Alternatively, if a business owner runs his or her business as a sole proprietorship (or a partnership if there are multiple partners) – that is, if the business owner chooses not to organize his or her business as a separate legal entity – and a plaintiff wins a lawsuit against the business, not only can the plaintiff go after the assets of the business, but the plaintiff can go after the personal assets of the business owner as well.

In order to receive limited liability protection, a business owner has to organize the business with the Iowa Secretary of State as a corporation, an LLC, or some other type of legal business entity provided for under Iowa law, and must follow certain corporate formalities. Simply organizing the business with the Secretary of State does not guarantee limited liability protection in all scenarios as one corporation discovered last summer in the Iowa Court of Appeals case Woodruff Construction, LLC v. Clark.

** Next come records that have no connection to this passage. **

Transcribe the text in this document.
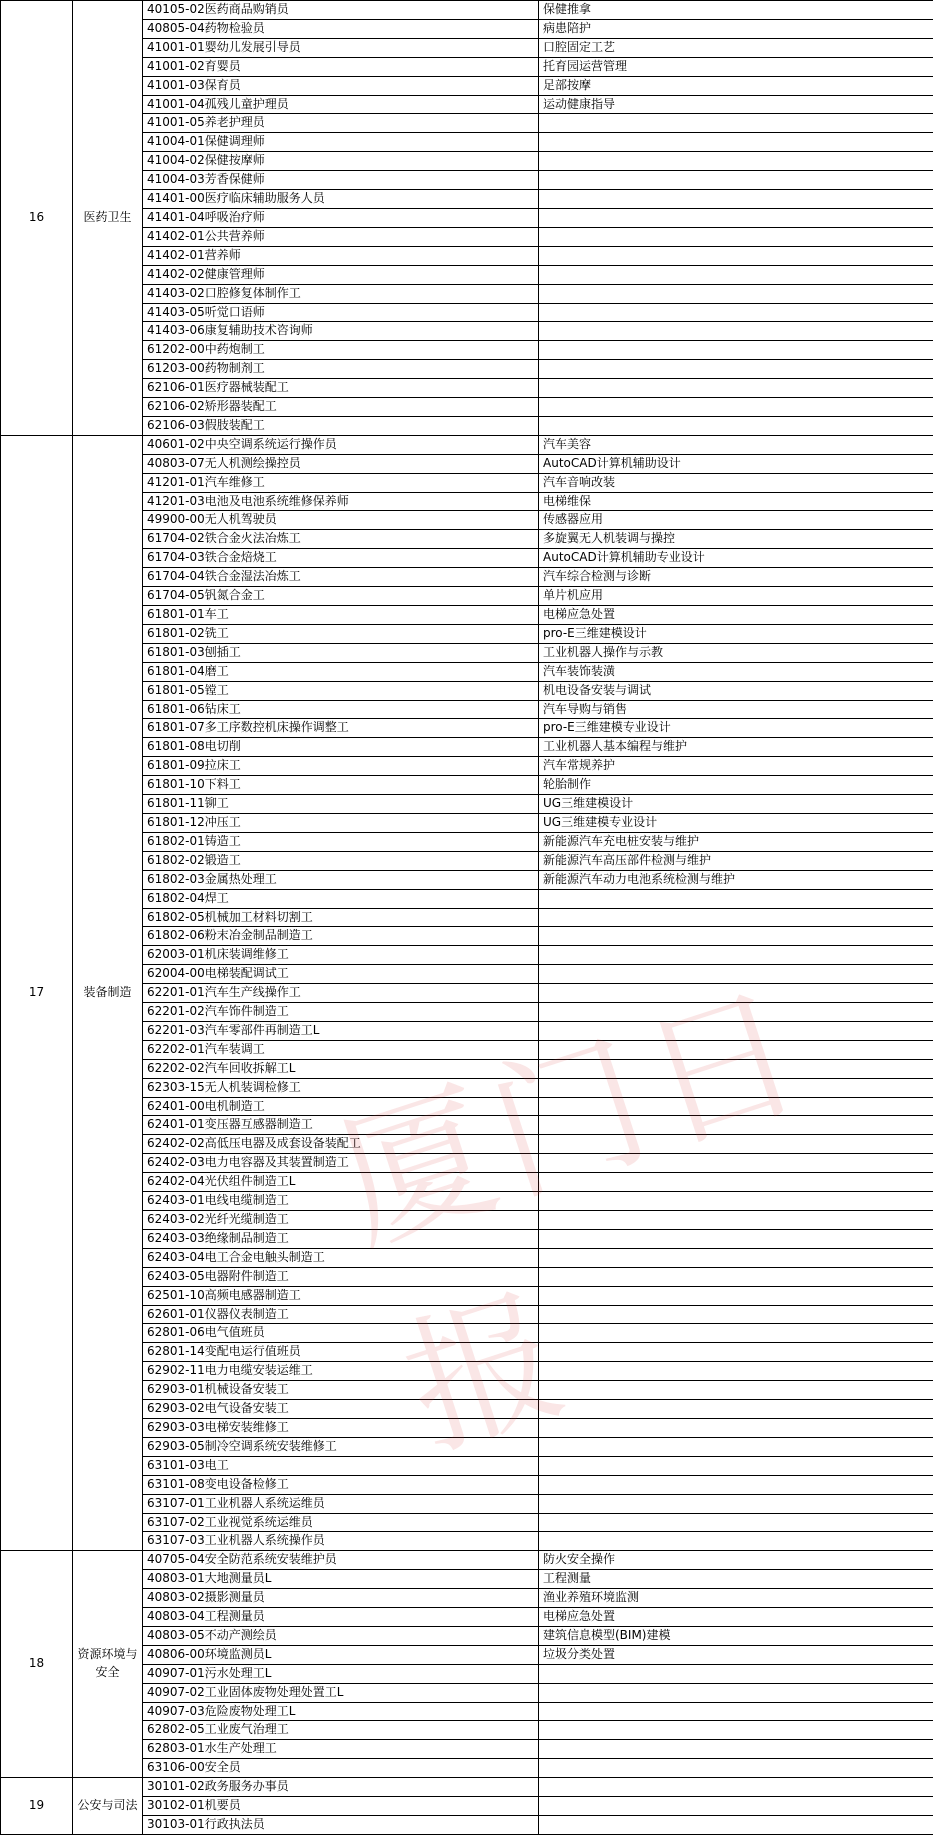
16	医药卫生	40105-02医药商品购销员	保健推拿
		40805-04药物检验员	病患陪护
		41001-01婴幼儿发展引导员	口腔固定工艺
		41001-02育婴员	托育园运营管理
		41001-03保育员	足部按摩
		41001-04孤残儿童护理员	运动健康指导
		41001-05养老护理员	
		41004-01保健调理师	
		41004-02保健按摩师	
		41004-03芳香保健师	
		41401-00医疗临床辅助服务人员	
		41401-04呼吸治疗师	
		41402-01公共营养师	
		41402-01营养师	
		41402-02健康管理师	
		41403-02口腔修复体制作工	
		41403-05听觉口语师	
		41403-06康复辅助技术咨询师	
		61202-00中药炮制工	
		61203-00药物制剂工	
		62106-01医疗器械装配工	
		62106-02矫形器装配工	
		62106-03假肢装配工	
17	装备制造	40601-02中央空调系统运行操作员	汽车美容
		40803-07无人机测绘操控员	AutoCAD计算机辅助设计
		41201-01汽车维修工	汽车音响改装
		41201-03电池及电池系统维修保养师	电梯维保
		49900-00无人机驾驶员	传感器应用
		61704-02铁合金火法冶炼工	多旋翼无人机装调与操控
		61704-03铁合金焙烧工	AutoCAD计算机辅助专业设计
		61704-04铁合金湿法冶炼工	汽车综合检测与诊断
		61704-05钒氮合金工	单片机应用
		61801-01车工	电梯应急处置
		61801-02铣工	pro-E三维建模设计
		61801-03刨插工	工业机器人操作与示教
		61801-04磨工	汽车装饰装潢
		61801-05镗工	机电设备安装与调试
		61801-06钻床工	汽车导购与销售
		61801-07多工序数控机床操作调整工	pro-E三维建模专业设计
		61801-08电切削	工业机器人基本编程与维护
		61801-09拉床工	汽车常规养护
		61801-10下料工	轮胎制作
		61801-11铆工	UG三维建模设计
		61801-12冲压工	UG三维建模专业设计
		61802-01铸造工	新能源汽车充电桩安装与维护
		61802-02锻造工	新能源汽车高压部件检测与维护
		61802-03金属热处理工	新能源汽车动力电池系统检测与维护
		61802-04焊工	
		61802-05机械加工材料切割工	
		61802-06粉末冶金制品制造工	
		62003-01机床装调维修工	
		62004-00电梯装配调试工	
		62201-01汽车生产线操作工	
		62201-02汽车饰件制造工	
		62201-03汽车零部件再制造工L	
		62202-01汽车装调工	
		62202-02汽车回收拆解工L	
		62303-15无人机装调检修工	
		62401-00电机制造工	
		62401-01变压器互感器制造工	
		62402-02高低压电器及成套设备装配工	
		62402-03电力电容器及其装置制造工	
		62402-04光伏组件制造工L	
		62403-01电线电缆制造工	
		62403-02光纤光缆制造工	
		62403-03绝缘制品制造工	
		62403-04电工合金电触头制造工	
		62403-05电器附件制造工	
		62501-10高频电感器制造工	
		62601-01仪器仪表制造工	
		62801-06电气值班员	
		62801-14变配电运行值班员	
		62902-11电力电缆安装运维工	
		62903-01机械设备安装工	
		62903-02电气设备安装工	
		62903-03电梯安装维修工	
		62903-05制冷空调系统安装维修工	
		63101-03电工	
		63101-08变电设备检修工	
		63107-01工业机器人系统运维员	
		63107-02工业视觉系统运维员	
		63107-03工业机器人系统操作员	
18	资源环境与安全	40705-04安全防范系统安装维护员	防火安全操作
		40803-01大地测量员L	工程测量
		40803-02摄影测量员	渔业养殖环境监测
		40803-04工程测量员	电梯应急处置
		40803-05不动产测绘员	建筑信息模型(BIM)建模
		40806-00环境监测员L	垃圾分类处置
		40907-01污水处理工L	
		40907-02工业固体废物处理处置工L	
		40907-03危险废物处理工L	
		62802-05工业废气治理工	
		62803-01水生产处理工	
		63106-00安全员	
19	公安与司法	30101-02政务服务办事员	
		30102-01机要员	
		30103-01行政执法员	
厦门日报
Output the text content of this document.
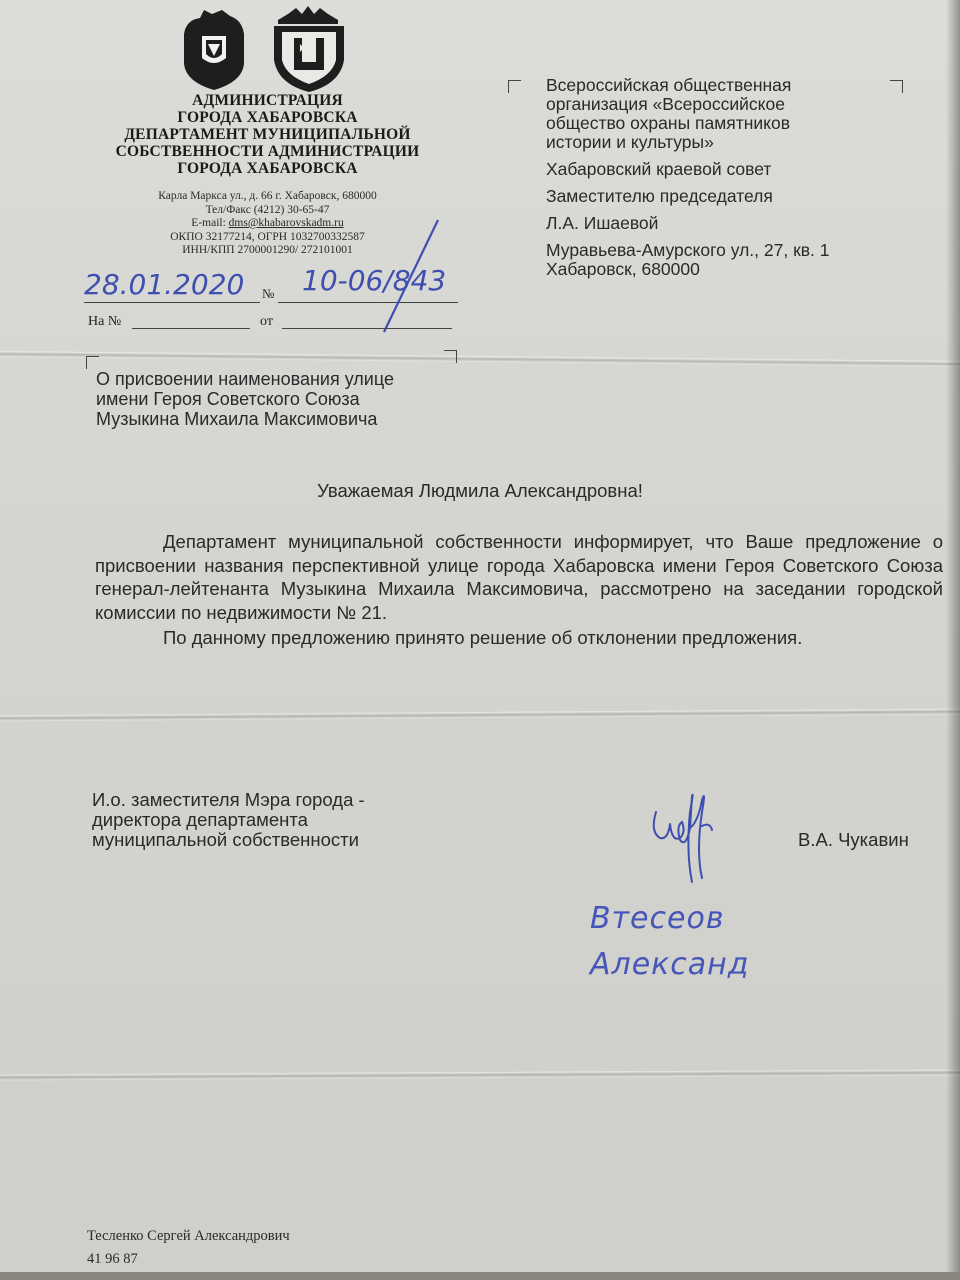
АДМИНИСТРАЦИЯ
ГОРОДА ХАБАРОВСКА
ДЕПАРТАМЕНТ МУНИЦИПАЛЬНОЙ
СОБСТВЕННОСТИ АДМИНИСТРАЦИИ
ГОРОДА ХАБАРОВСКА
Карла Маркса ул., д. 66 г. Хабаровск, 680000
Тел/Факс (4212) 30-65-47
E-mail: dms@khabarovskadm.ru
ОКПО 32177214, ОГРН 1032700332587
ИНН/КПП 2700001290/ 272101001
28.01.2020 № 10-06/843
На №	от
Всероссийская общественная
организация «Всероссийское
общество охраны памятников
истории и культуры»
Хабаровский краевой совет
Заместителю председателя
Л.А. Ишаевой
Муравьева-Амурского ул., 27, кв. 1
Хабаровск, 680000
О присвоении наименования улице
имени Героя Советского Союза
Музыкина Михаила Максимовича
Уважаемая Людмила Александровна!

Департамент муниципальной собственности информирует, что Ваше предложение о присвоении названия перспективной улице города Хабаровска имени Героя Советского Союза генерал-лейтенанта Музыкина Михаила Максимовича, рассмотрено на заседании городской комиссии по недвижимости № 21.

По данному предложению принято решение об отклонении предложения.

И.о. заместителя Мэра города -
директора департамента
муниципальной собственности	В.А. Чукавин
Втесеов
Александ
Тесленко Сергей Александрович
41 96 87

In the Woodruff case, the plaintiff was able to “pierce the corporate veil” (a legal term courts use to describe situations when limited liability protections will not apply to business owners) and recover damages against the business owner personally due to the business owner’s failure to follow corporate formalities and treat the business as a separate entity.

The court held that “[w]here the corporation is ‘a mere shell, serving no legitimate business purpose, and used primarily as an intermediary to perpetuate fraud or promote injustice[,]’ the corporate veil may be pierced.”

Factors the court looked at when determining whether the corporate veil could be pierced included the following: “(1) the corporation is undercapitalized; (2) it lacks separate books; (3) its finances are not kept separate from individual finances, or individual obligations are paid by the corporation; (4) the corporation is used to promote fraud or illegality; (5) corporate formalities are not followed; and (6) the corporation is a mere sham.”

The court found that the business owner had “egregiously” commingled funds among his personal accounts and those of his various businesses. Furthermore, the business owner had failed to follow corporate formalities such as retaining records of shareholder meetings and producing corporate bylaws, minute books, and a shareholder ledger.

Although one or two of these errors may not have been enough for the court to allow the plaintiff to pierce the corporate veil, the court ultimately determined that, in light of all of the relevant evidence, the business owner did not operate the business or its finances as a separate entity from himself and his other businesses, and consequently allowed the plaintiff to pierce the corporate veil and recover against the business owner personally.

This case serves as an important lesson to business owners tempted to ignore corporate formalities. Simply organizing a business as a corporation or an LLC does not guarantee limited liability protection in the event of a lawsuit.  Although corporate formalities such as maintaining annual minutes and keeping up-to-date record books might seem like an unnecessary chore, the law requires that these rules be adhered to in order to help distinguish the entity from the business owner.